Object: Greek fibula from the colonies in Southern Italy

Material: Silver.

Period: Second half of the 4th century BC.
Late classical to early hellenistic period.

Description:    Ancient fibula with an arched bow and prominent trapezoidal catch-plate. The plate is decorated by a palmette design. Pin attached to the body via a spiral. An extension at the foot of the fibula that was possibly once used to mount further decorative elements.
Nice brooch and piece of jewellery. It is a type from the Greek colonies of Southern Italy.

Background: Fibulae were more than just brooches or pins for fastening garments. They were jewellery and status symbol and were worn prominently near the shoulder. This explains the abundance of fashionable shapes and styles that can be observed with surviving ancient pieces. They vary with region, era and social background of the wearer. Modern archaeology uses that distinctiveness to quickly attribute an archaeological find whenever a fibula is part of it.

Dimensions: 51mm length.

Condition: Very good condition. Inlcuding original pin, but bent part of the catch-plate chipped and missing. Plate slightly deformed. Possibly tip of the foot extension missing. Nice patina.

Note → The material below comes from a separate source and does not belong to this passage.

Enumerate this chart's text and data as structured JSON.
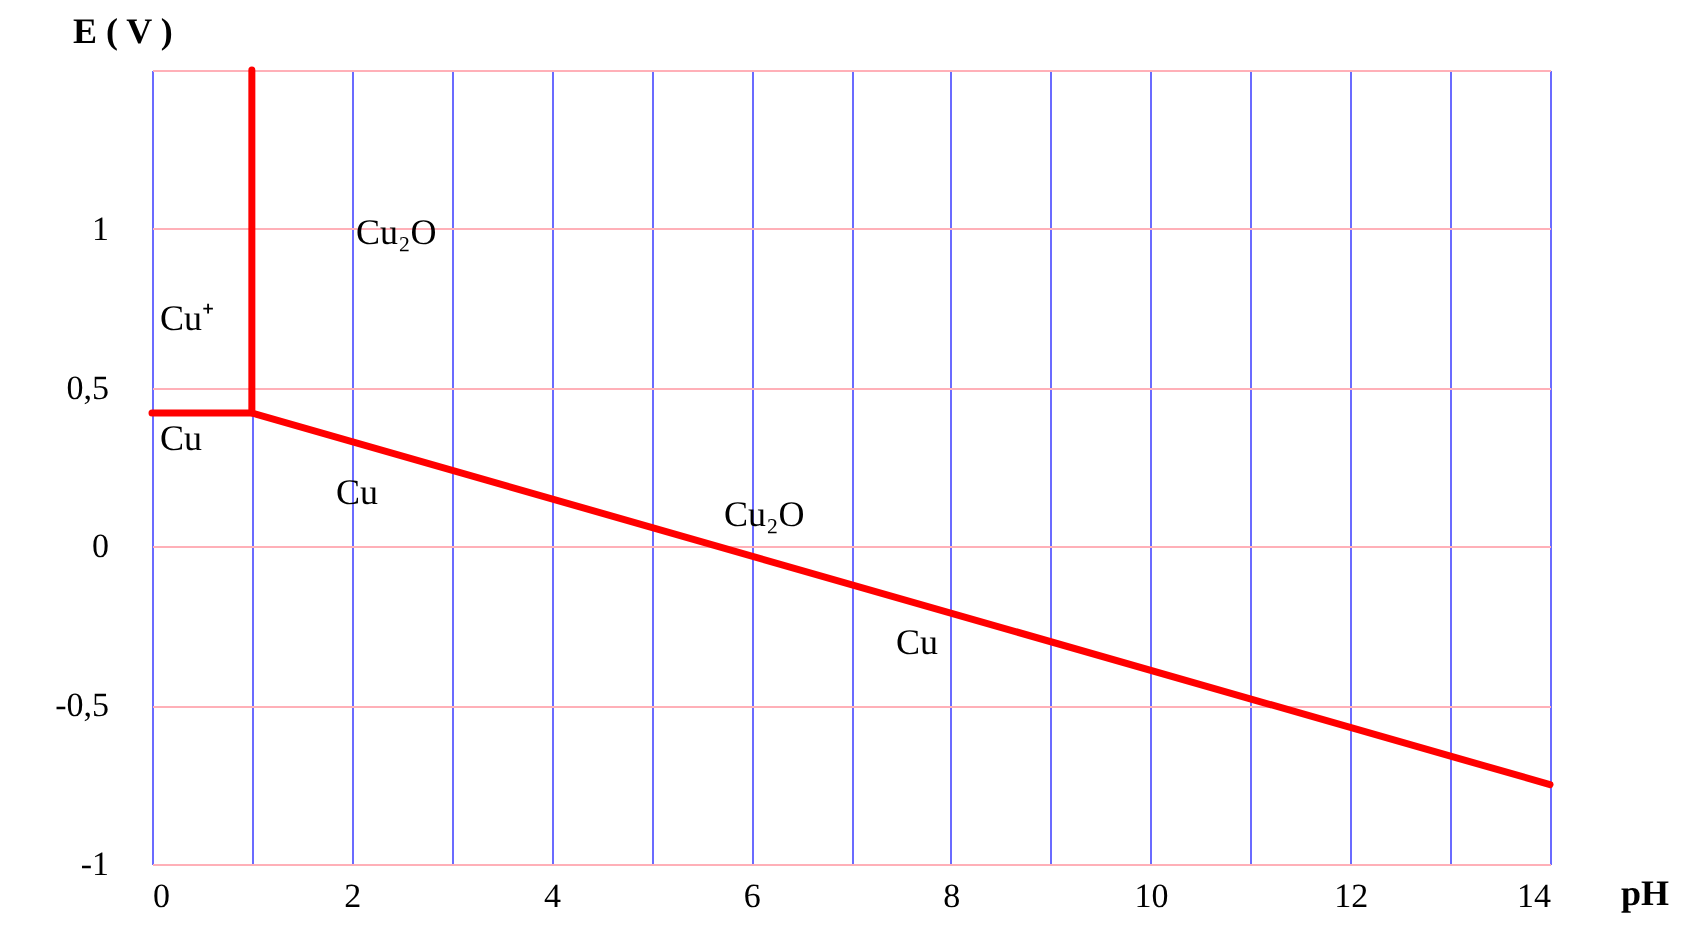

Provenance: Acquired by us in 2020 on the British art market. Previously property of a British family. Acquired in 1983 from the Swiss private collection of Oswald Burchard.
Mr. Burchard acquired many objects from the collection of M. Hess that was auctioned by Hôtel Jura in Basel. It is likely that this fibula originated from the Hess collection as well.

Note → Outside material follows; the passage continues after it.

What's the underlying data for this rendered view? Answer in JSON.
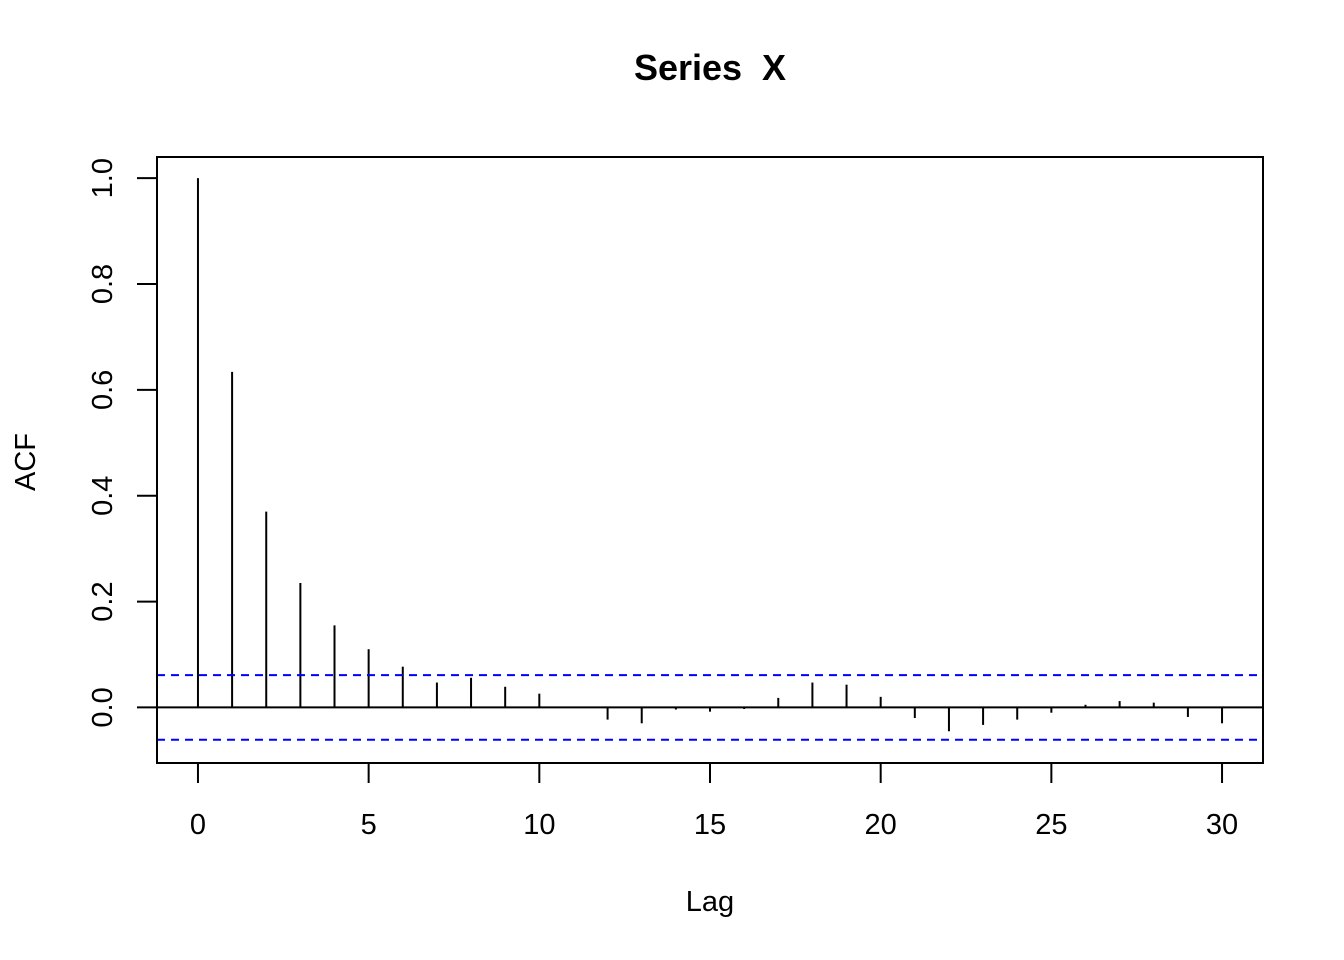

References: Cf. J. Paul Getty Museum, Objektnr. 77.AM.120.1 (without palmette decoration).
Cf. F. H. Marshall, Catalogue of the Jewellery Greek, Etruscan & Roman in the Departments of Antiquities British Museum, plate XX, no. 1412 (earlier date given there).

Literature: A very good and compact overview on the subject of ancient fibulae is given by R. Heynowski in his book "Fibeln - erkennen, bestimmen, beschreiben" (Deutscher Kunstverlag, 2012, German language).

Authenticity: We unconditionally guarantee the authenticity of every artefact, all items are subject to our lifetime return policy on authenticity.